Postby Ingo_Zachos on Tue Apr 05, 2011 11:16 am

this is a very good example of showing how inportant planning is in checkers.

As the great Bent Larsen used to say:
Du Maste Ha en Plan

basis of each plan is the position:

Here the material is even (5 pawns each), and a time count reveals that is 14 to red and 15 to white, which is not telling.

The third thing is what Oldbury called "space", but many chess trainers today call it "structure", which seems even more apt for checkers.

We quickly see that the man on 19 can not be stopped anymore, as 1. ... 31-27 runs into 2.19-23 and the piece is through in a position that looks like a red win, and indeed a deep calculation shows that after 2. ... 27x18, 3. 14x23 white has no time to promote to a king and his pieces on his single corner side become targets very quickly:
A) 3. ... 17-13 (to go for 9-6) 4. 10-15 21-17 (heading to square 10) 5. 23-27 17-14, 6. 1-5!, which shows the helpless state of that pieces, as now thex can't be moved anymore and red wins easily , say 6. ... 30-26, 7. 27-31(K) 26-22, 8. 31-26 22-17, 9. king moves anywhere and it's over and out!

B) 3. ... 17-14 ( to go to 10 and use the pawn on 30 to go to 13 and then 9-6, which looks sensible, but takes 7 extra moves that red can use to bring his king to attack) 4. 10x17 21x14, 5.23-27 30-26, 5. 27-31 26-22, 6. 31-26 22-17, 7.26-22 17-13, 8. 22-17 17-14, 9. 17-14 and we can see that white loses by one move.

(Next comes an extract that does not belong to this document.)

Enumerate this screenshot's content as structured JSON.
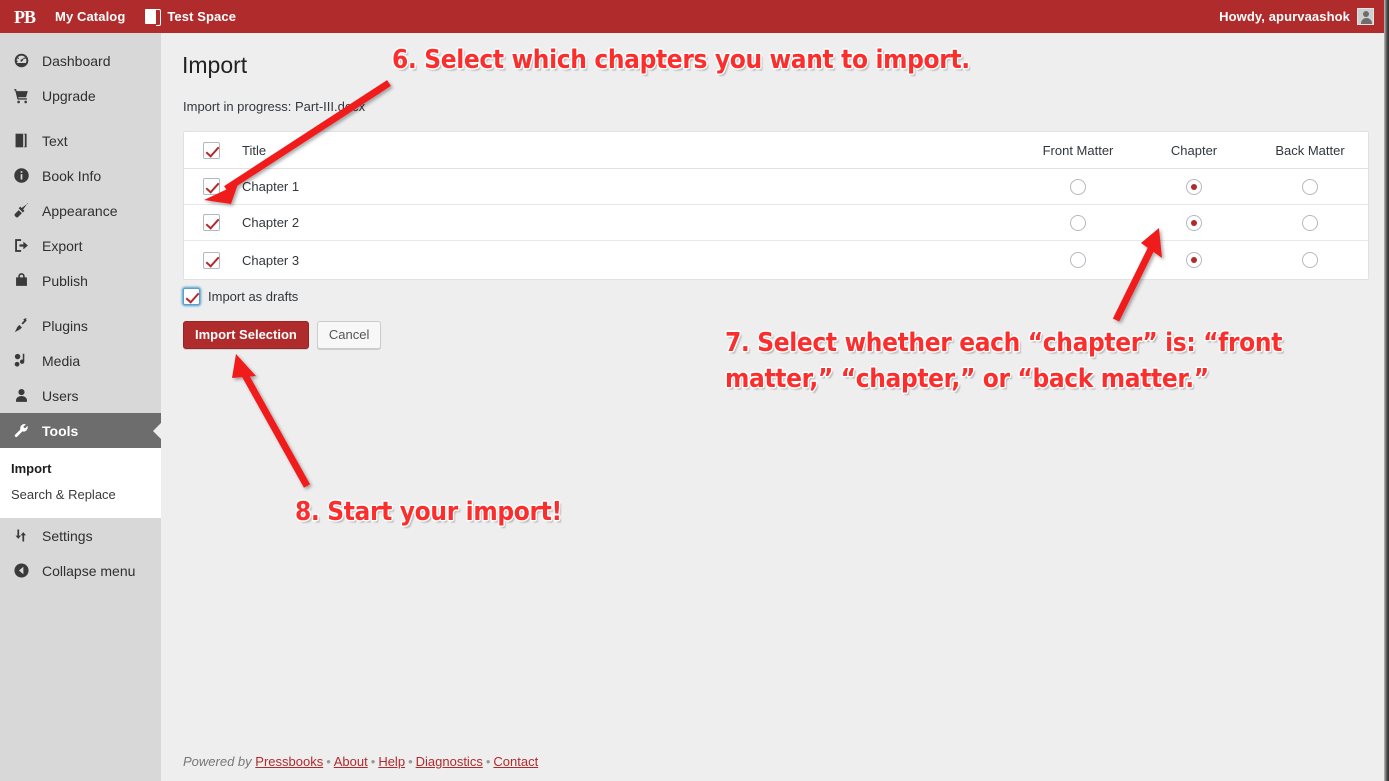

So the plan, derived from observations, becomes clear:
A man must advance to 10 to allow a further 9-6.
But this time without the time-consuming exchange by . 1. ...31-27, as it takes longer for red to activate his king from 32 then from 31, and that one move makes a difference, we saw.

So the candidate move is obvioisly 1. ... 30-26 as 1. ... 30-25 takes to much time to go where you want.

let's calculate:

1. ... 30-26, 2. 19-24 26-23 (note that this way also the pawns on 14 and 10 can not freely move anymore !),
3. 24-28 23-19 , 4. 14-18 (or 17-13 followed by 9-6 will secure kings)) 17-13 (idea: 9-6 again) , 5. 10-14 19-15, 6. 18-22 15-10 (in time) and white will promote a few kings, and also his other pawns are not backwards or held, securing a draw.


Nice position to show how to think and how plans and calculations interact.